Le chauffeur VTC, un salarié comme les autres

Le chauffeur VTC, un salarié comme les autres

par Guillaume Périssat

En Suisse et en France, deux décisions viennent mettre à mal la revendication d’Uber sur l’indépendance de ses chauffeurs. Les prud’hommes parisiens et la Caisse nationale d’assurance helvète viennent en effet de reconnaître le statut de salarié pour les chauffeurs des plateformes VTC.

Les plateformes de mise en relation chauffeurs-passagers présentent leurs chauffeurs comme des travailleurs indépendants et les traitent fiscalement comme tels. Uber est même prêt à signer de gros chèques pour que ses VTC ne soient pas considérés par la justice comme des salariés. Mais bon nombre de chauffeurs s’opposent à ce statut et sont désormais rejoints sur ce point par la Caisse nationale d’assurance suisse et les prud’hommes français.
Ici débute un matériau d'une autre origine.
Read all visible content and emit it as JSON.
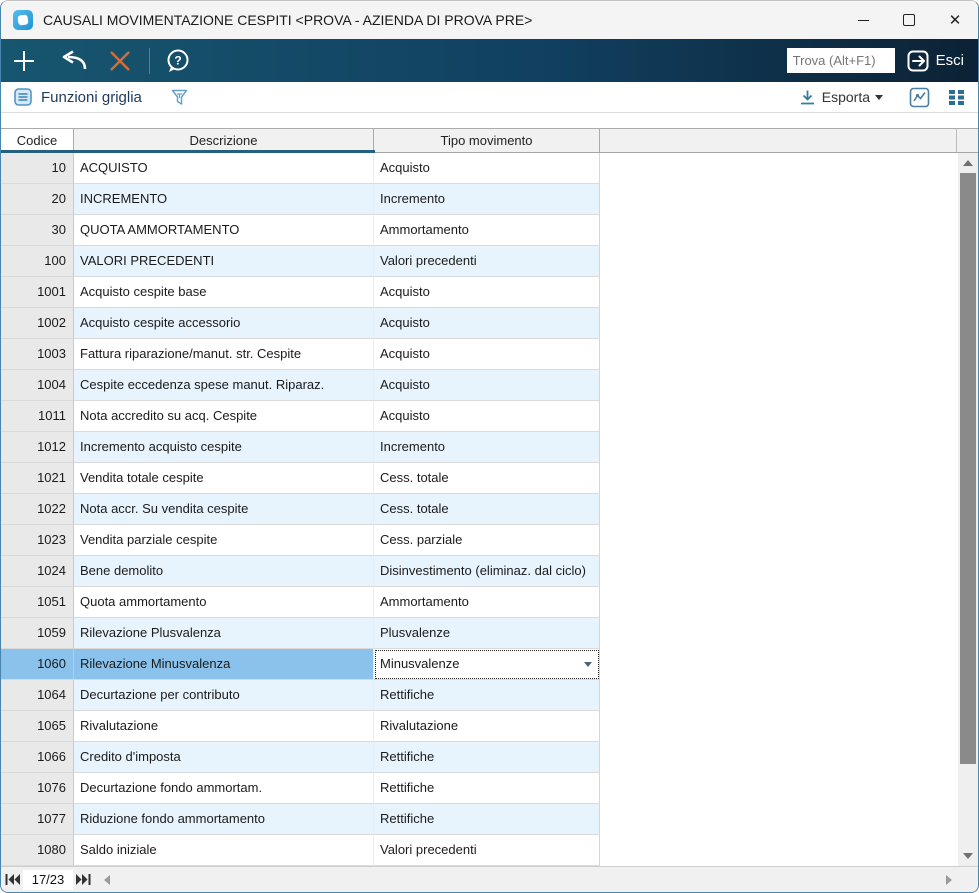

En Suisse, la Caisse nationale d’assurance (Suva) a rendu le 29 décembre dernier une décision selon laquelle les chauffeurs Uber sont des salariés. Elle a établi qu’il existe entre l’entreprise américaine et ses chauffeurs un « lien de dépendance » et qu’Uber « contrôle » ces fameux indépendants. La Suva note à ce propos que les chauffeurs n’ont pas le choix des prix des courses ni du moyen de paiement et qu’ils doivent en outre suivre les « consignes » données par Uber sans quoi ils encourent des « pénalités ».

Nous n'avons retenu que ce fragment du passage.